Literacy

Literacy (pysmennist). The ability to read and write in a person who has reached a certain age (nine years being the age standard commonly used in Ukrainian lands for statistical purposes); a distinction is made between full and partial literacy, or the ability to read but not write. At the beginning of the 20th century the majority of the population in Ukrainian lands was illiterate, a result of the state neglect of education (in lands ruled by Austria-Hungary), the absence of legal provision for enforcing compulsory universal education (in lands ruled by Russia), and a weakly developed network of schools. Instruction in foreign (non-Ukrainian) languages and the short length of the school year also hindered full literacy, even among elementary schools graduates. Concerted efforts aimed at increasing literacy were made in Russian-ruled Ukraine by literacy societies (such as Kyiv Literacy Society and Kharkiv Literacy Society) and in Western Ukraine by Prosvita societies.
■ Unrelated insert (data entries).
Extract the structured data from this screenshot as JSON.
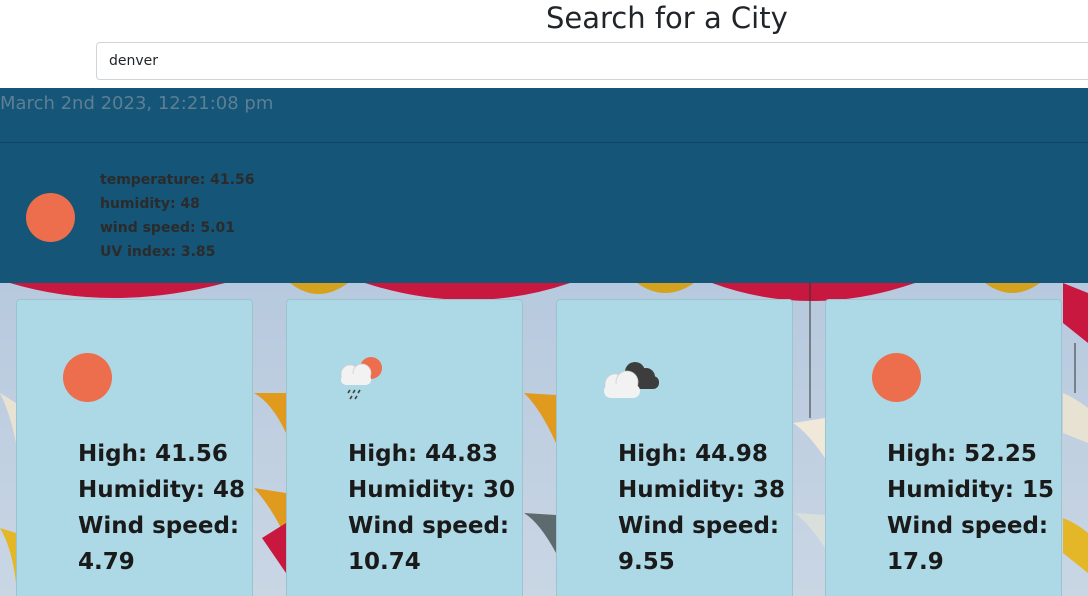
{
  "search": {
    "title": "Search for a City",
    "value": "denver"
  },
  "current": {
    "datetime": "March 2nd 2023, 12:21:08 pm",
    "icon": "sun-icon",
    "temperature": "temperature: 41.56",
    "humidity": "humidity: 48",
    "wind": "wind speed: 5.01",
    "uv": "UV index: 3.85"
  },
  "forecast": [
    {
      "icon": "sun-icon",
      "high": "High: 41.56",
      "humidity": "Humidity: 48",
      "wind_label": "Wind speed:",
      "wind_value": "4.79"
    },
    {
      "icon": "rain-cloud-sun-icon",
      "high": "High: 44.83",
      "humidity": "Humidity: 30",
      "wind_label": "Wind speed:",
      "wind_value": "10.74"
    },
    {
      "icon": "cloudy-icon",
      "high": "High: 44.98",
      "humidity": "Humidity: 38",
      "wind_label": "Wind speed:",
      "wind_value": "9.55"
    },
    {
      "icon": "sun-icon",
      "high": "High: 52.25",
      "humidity": "Humidity: 15",
      "wind_label": "Wind speed:",
      "wind_value": "17.9"
    }
  ],
  "colors": {
    "panel": "#145578",
    "card": "#add8e6",
    "sun": "#ec6e4c"
  }
}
An 1886 survey showed that 16 percent of Russian army recruits from Right-Bank Ukraine and 26 percent of those from Left-Bank Ukraine were literate (the latter figure reflects a growth in zemstvo schools). The 1897 Russian census revealed that 26 percent of the total population over nine years of age in the Ukrainian gubernias was literate; the figure for Ukrainians there stood at 23.6 percent (38.6 percent of men, 12.4 percent of women). With the expansion of the school system the figure had grown to approximately 42 percent of the total population by 1914.

The transition to using the Ukrainian language as the language of instruction in schools (from 1917), the further expansion of the school system, the introduction of mandatory education measures, and the work of the Liknep (elimination of illiteracy) network during the 1920s and 1930s resulted in increased literacy. Table 1 illustrates the success of these undertakings in popular education.

Notwithstanding such progress, the literacy rate of Ukrainians in the Ukrainian SSR in 1926 was below that of the other national groups in the republic (see table 2). According to Soviet census figures the literacy rate in the Ukrainian SSR continued to rise and reached 85.3 percent in 1938.

The literacy rate among Ukrainians in Western Ukraine was significantly higher than in Russian-ruled Ukraine. In 1900, 25 percent of Ukrainians there were literate; in 1910 the figure reached 43 percent (compared to 47 percent of the total population). The literacy rate continued to grow through the 1920s and 1930s (see table 3).

According to Soviet sources illiteracy ceased to exist in the Ukrainian SSR. Census figures from 1970 show that 99.7 percent of 5– to 49–year-olds were literate.